How Does the Lagrangian Guide Safe Reinforcement Learning through Diffusion Models?
Xiaoyuan Cheng, Wenxuan Yuan, Boyang Li, Yuanchao Xu, Yiming Yang, Hao Liang, Bei Peng, Robert Loftin, Zhuo Sun, Yukun Hu
TL;DR
This work tackles safe online reinforcement learning with expressive diffusion policies. It reframes safety as an energy-based constraint via a Lagrangian and introduces an augmented Lagrangian $\mathcal{L}_A$ to locally convexify the energy landscape, preserving the optimal Boltzmann policy $\pi^*(a|s) \propto \exp(-\mathcal{L}(s,a,\lambda^*)/\beta)$. The proposed ALGD framework guides the reverse diffusion with an energy-aware score, employing an ensemble of cost critics and Monte Carlo score estimation to achieve stable training and reduced constraint violations.
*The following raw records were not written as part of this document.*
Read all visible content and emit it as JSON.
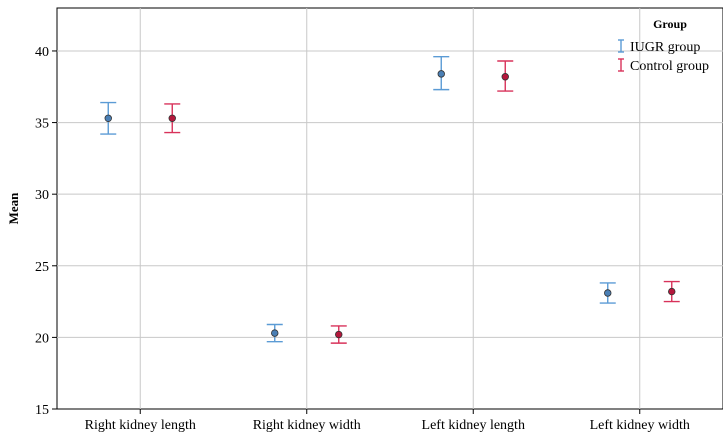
{
  "chart_data": {
    "type": "scatter",
    "subtype": "error-bar",
    "title": "",
    "xlabel": "",
    "ylabel": "Mean",
    "categories": [
      "Right kidney length",
      "Right kidney width",
      "Left kidney length",
      "Left kidney width"
    ],
    "ylim": [
      15,
      43
    ],
    "yticks": [
      15,
      20,
      25,
      30,
      35,
      40
    ],
    "grid": true,
    "legend": {
      "title": "Group",
      "position": "top-right"
    },
    "series": [
      {
        "name": "IUGR group",
        "color": "#5b9bd5",
        "marker_color": "#4a7fb5",
        "mean": [
          35.3,
          20.3,
          38.4,
          23.1
        ],
        "lower": [
          34.2,
          19.7,
          37.3,
          22.4
        ],
        "upper": [
          36.4,
          20.9,
          39.6,
          23.8
        ]
      },
      {
        "name": "Control group",
        "color": "#d8325a",
        "marker_color": "#b5173c",
        "mean": [
          35.3,
          20.2,
          38.2,
          23.2
        ],
        "lower": [
          34.3,
          19.6,
          37.2,
          22.5
        ],
        "upper": [
          36.3,
          20.8,
          39.3,
          23.9
        ]
      }
    ]
  }
}
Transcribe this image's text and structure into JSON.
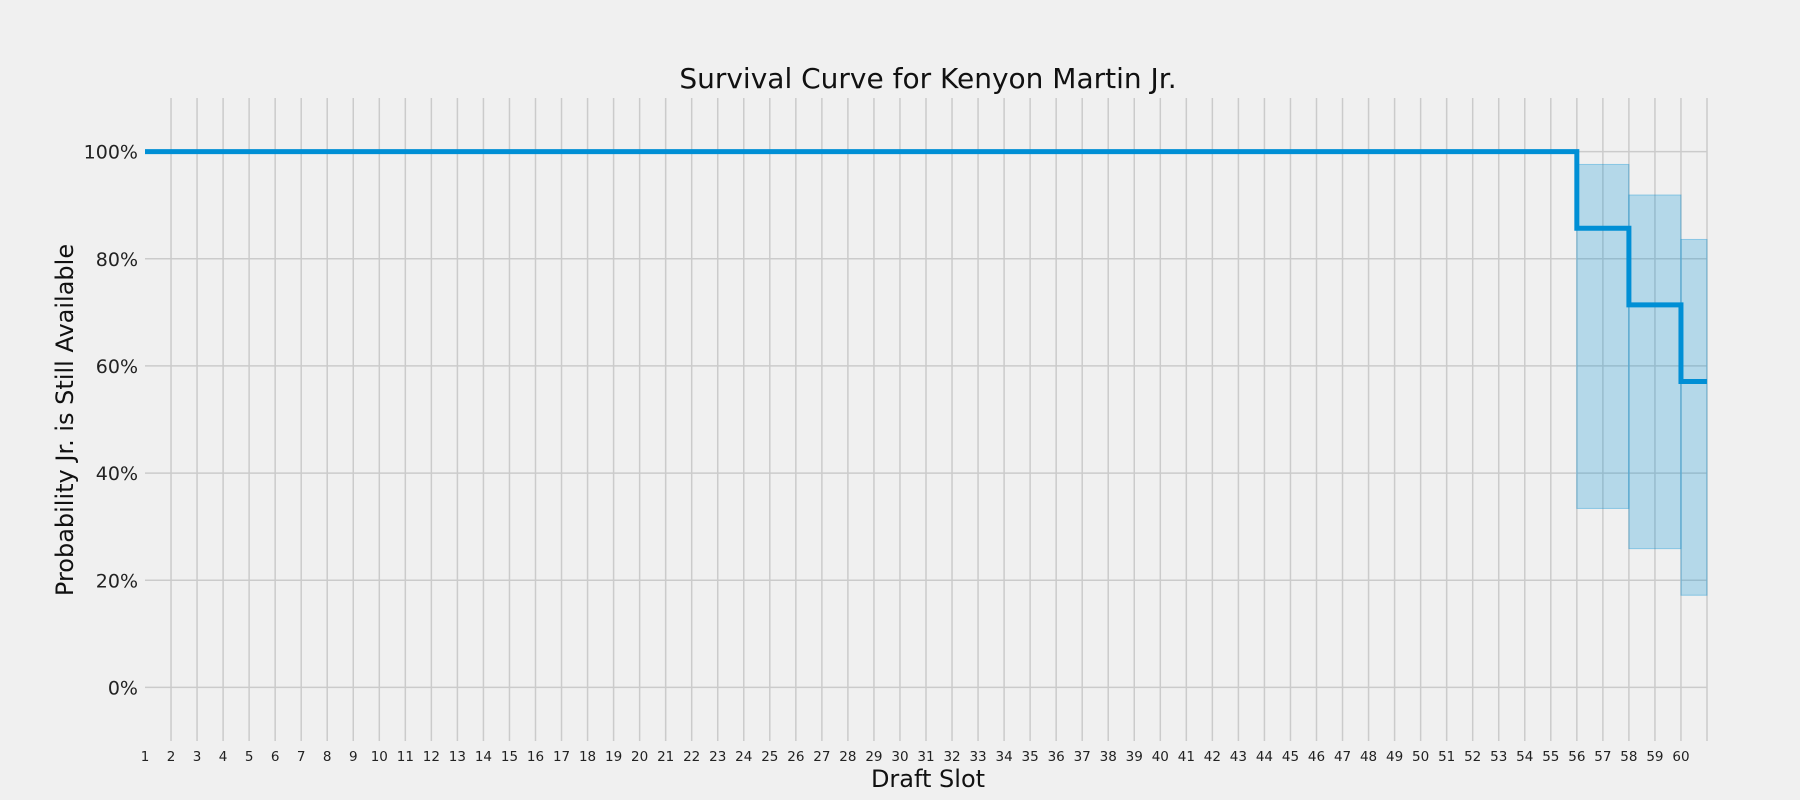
{
  "chart_data": {
    "type": "line",
    "title": "Survival Curve for Kenyon Martin Jr.",
    "xlabel": "Draft Slot",
    "ylabel": "Probability Jr. is Still Available",
    "xlim": [
      1,
      61
    ],
    "ylim": [
      -0.1,
      1.1
    ],
    "x_ticks": [
      "1",
      "2",
      "3",
      "4",
      "5",
      "6",
      "7",
      "8",
      "9",
      "10",
      "11",
      "12",
      "13",
      "14",
      "15",
      "16",
      "17",
      "18",
      "19",
      "20",
      "21",
      "22",
      "23",
      "24",
      "25",
      "26",
      "27",
      "28",
      "29",
      "30",
      "31",
      "32",
      "33",
      "34",
      "35",
      "36",
      "37",
      "38",
      "39",
      "40",
      "41",
      "42",
      "43",
      "44",
      "45",
      "46",
      "47",
      "48",
      "49",
      "50",
      "51",
      "52",
      "53",
      "54",
      "55",
      "56",
      "57",
      "58",
      "59",
      "60"
    ],
    "y_ticks": [
      {
        "value": 0,
        "label": "0%"
      },
      {
        "value": 0.2,
        "label": "20%"
      },
      {
        "value": 0.4,
        "label": "40%"
      },
      {
        "value": 0.6,
        "label": "60%"
      },
      {
        "value": 0.8,
        "label": "80%"
      },
      {
        "value": 1.0,
        "label": "100%"
      }
    ],
    "grid": true,
    "series": [
      {
        "color": "#008fd5",
        "step_x": [
          1,
          56,
          58,
          60,
          61
        ],
        "step_y": [
          1.0,
          0.857,
          0.714,
          0.571,
          0.571
        ],
        "ci_lower": [
          null,
          0.334,
          0.259,
          0.172
        ],
        "ci_upper": [
          null,
          0.976,
          0.919,
          0.836
        ]
      }
    ]
  }
}
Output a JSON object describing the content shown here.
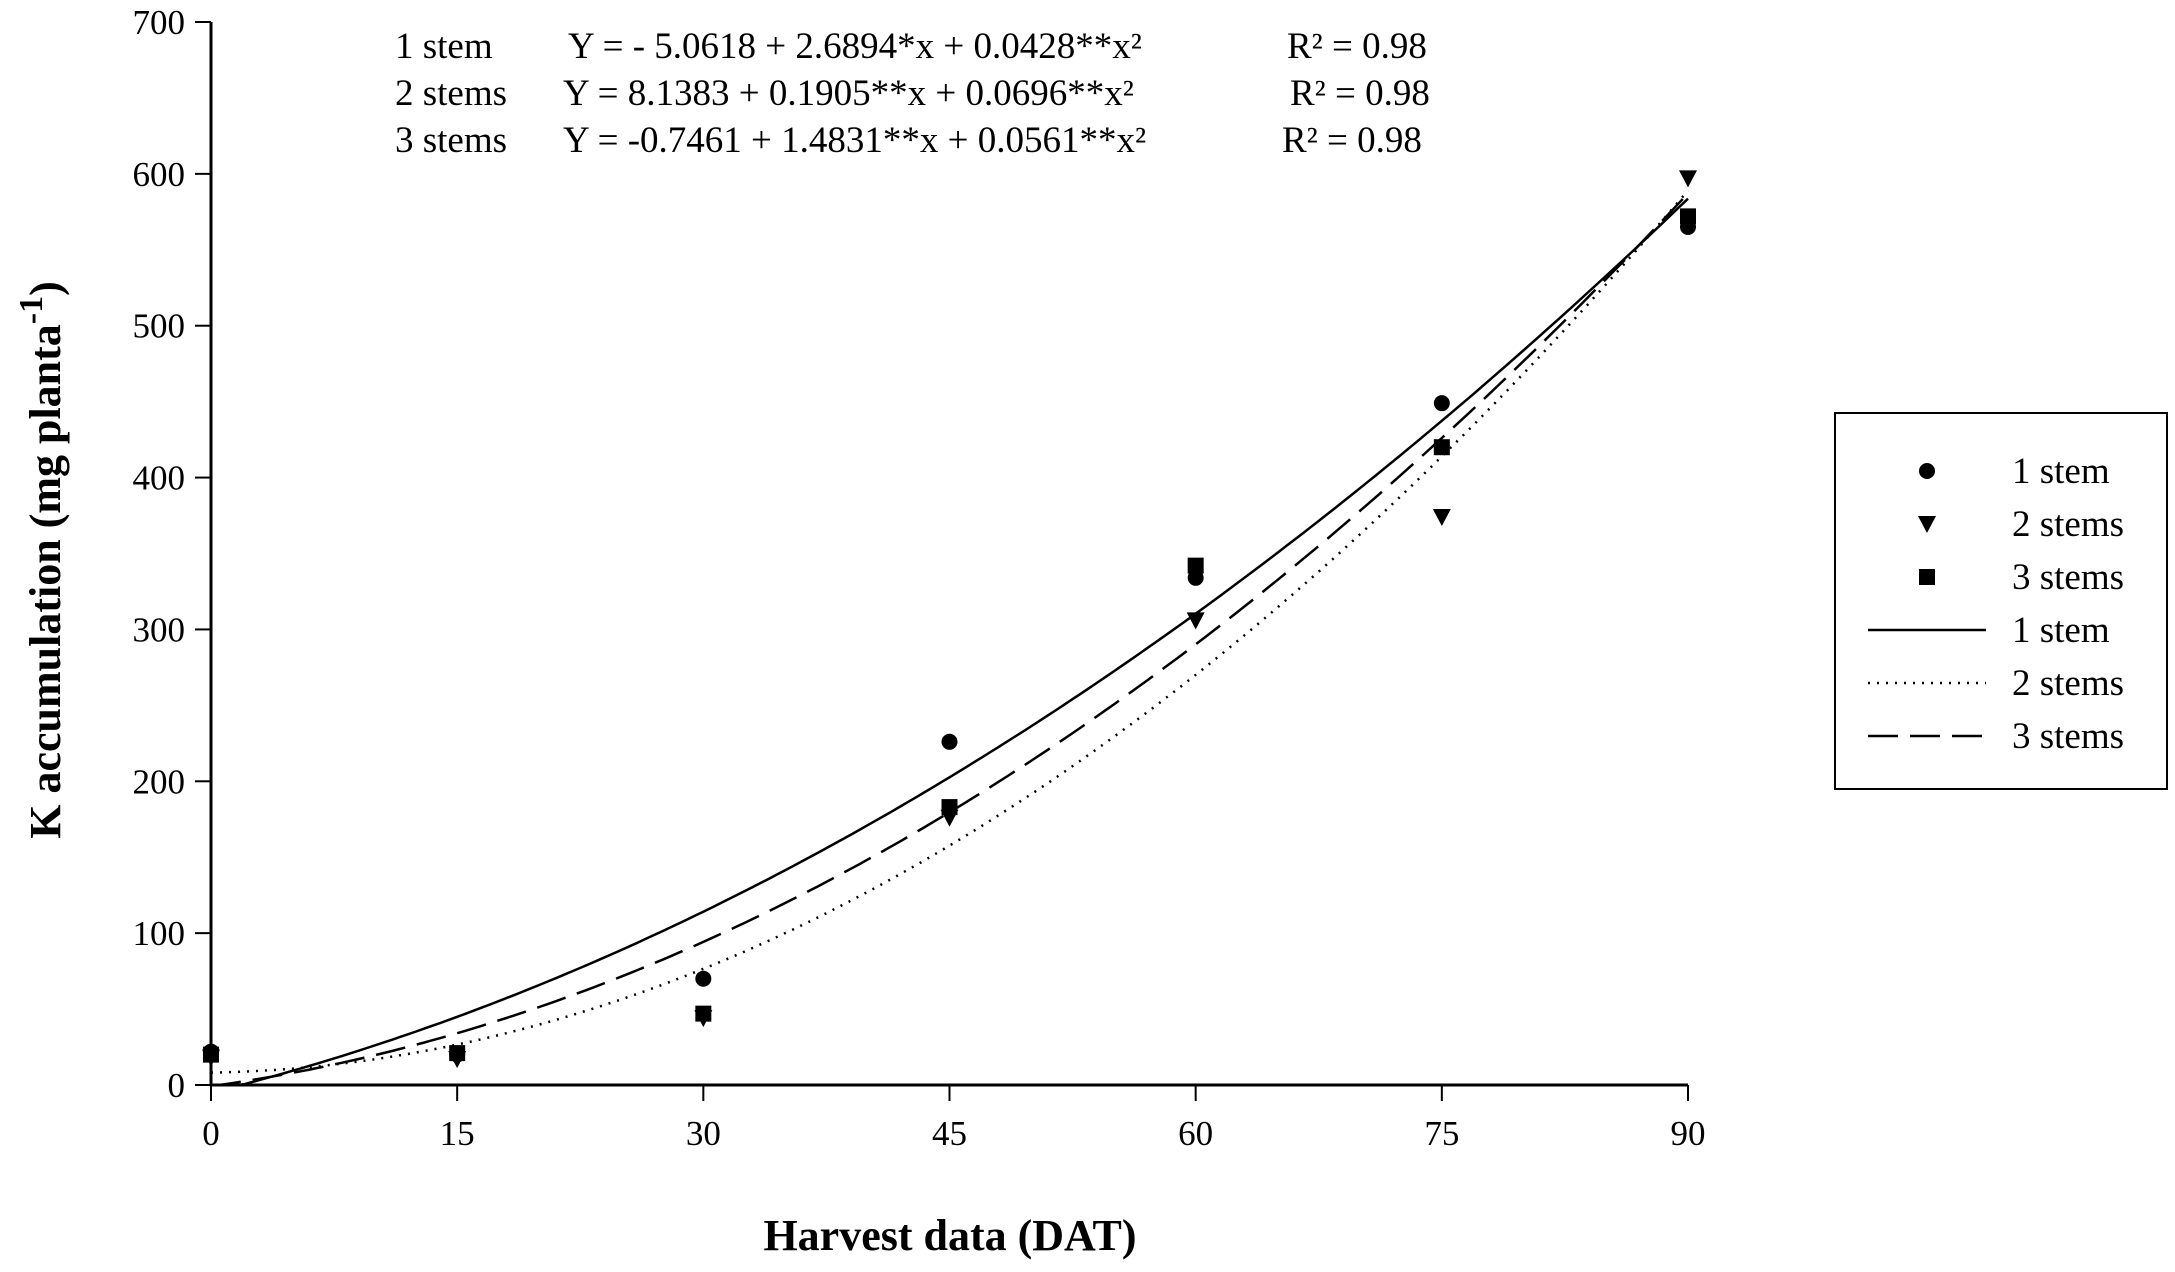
{
  "chart_data": {
    "type": "scatter",
    "xlabel": "Harvest data (DAT)",
    "ylabel": "K accumulation (mg planta",
    "ylabel_superscript": "-1",
    "ylabel_close": ")",
    "xlim": [
      0,
      90
    ],
    "ylim": [
      0,
      700
    ],
    "xticks": [
      "0",
      "15",
      "30",
      "45",
      "60",
      "75",
      "90"
    ],
    "yticks": [
      "0",
      "100",
      "200",
      "300",
      "400",
      "500",
      "600",
      "700"
    ],
    "grid": false,
    "legend_position": "right",
    "x": [
      0,
      15,
      30,
      45,
      60,
      75,
      90
    ],
    "series": [
      {
        "name": "1 stem",
        "marker": "circle",
        "values": [
          22,
          20,
          70,
          226,
          334,
          449,
          565
        ]
      },
      {
        "name": "2 stems",
        "marker": "triangle-down",
        "values": [
          18,
          17,
          44,
          176,
          306,
          374,
          597
        ]
      },
      {
        "name": "3 stems",
        "marker": "square",
        "values": [
          20,
          21,
          47,
          183,
          342,
          420,
          572
        ]
      }
    ],
    "fits": [
      {
        "name": "1 stem",
        "style": "solid",
        "coef": [
          -5.0618,
          2.6894,
          0.0428
        ],
        "equation_label": "1 stem",
        "equation": "Y = - 5.0618 + 2.6894*x + 0.0428**x²",
        "r2": "R² = 0.98"
      },
      {
        "name": "2 stems",
        "style": "dotted",
        "coef": [
          8.1383,
          0.1905,
          0.0696
        ],
        "equation_label": "2 stems",
        "equation": "Y = 8.1383 + 0.1905**x + 0.0696**x²",
        "r2": "R² = 0.98"
      },
      {
        "name": "3 stems",
        "style": "dashed",
        "coef": [
          -0.7461,
          1.4831,
          0.0561
        ],
        "equation_label": "3 stems",
        "equation": "Y = -0.7461 + 1.4831**x + 0.0561**x²",
        "r2": "R² = 0.98"
      }
    ]
  }
}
Empirical results on Safety-Gym and velocity-constrained MuJoCo demonstrate competitive rewards with improved safety, and ablations validate the roles of Monte Carlo sampling, critic ensembles, and the convexification strength. Overall, ALGD provides a principled, scalable approach to online safe RL with diffusion-based policies, enabling safer, multimodal action exploration in robotics and autonomous systems.
Abstract
Diffusion policy sampling enables reinforcement learning (RL) to represent multimodal action distributions beyond suboptimal unimodal Gaussian policies. However, existing diffusion-based RL methods primarily focus on offline settings for reward maximization, with limited consideration of safety in online settings. To address this gap, we propose Augmented Lagrangian-Guided Diffusion (ALGD), a novel algorithm for off-policy safe RL. By revisiting optimization theory and energy-based model, we show that the instability of primal-dual methods arises from the non-convex Lagrangian landscape. In diffusion-based safe RL, the Lagrangian can be interpreted as an energy function guiding the denoising dynamics. Counterintuitively, direct usage destabilizes both policy generation and training. ALGD resolves this issue by introducing an augmented Lagrangian that locally convexifies the energy landscape, yielding a stabilized policy generation and training process without altering the distribution of the optimal policy. Theoretical analysis and extensive experiments demonstrate that ALGD is both theoretically grounded and empirically effective, achieving strong and stable performance across diverse environments.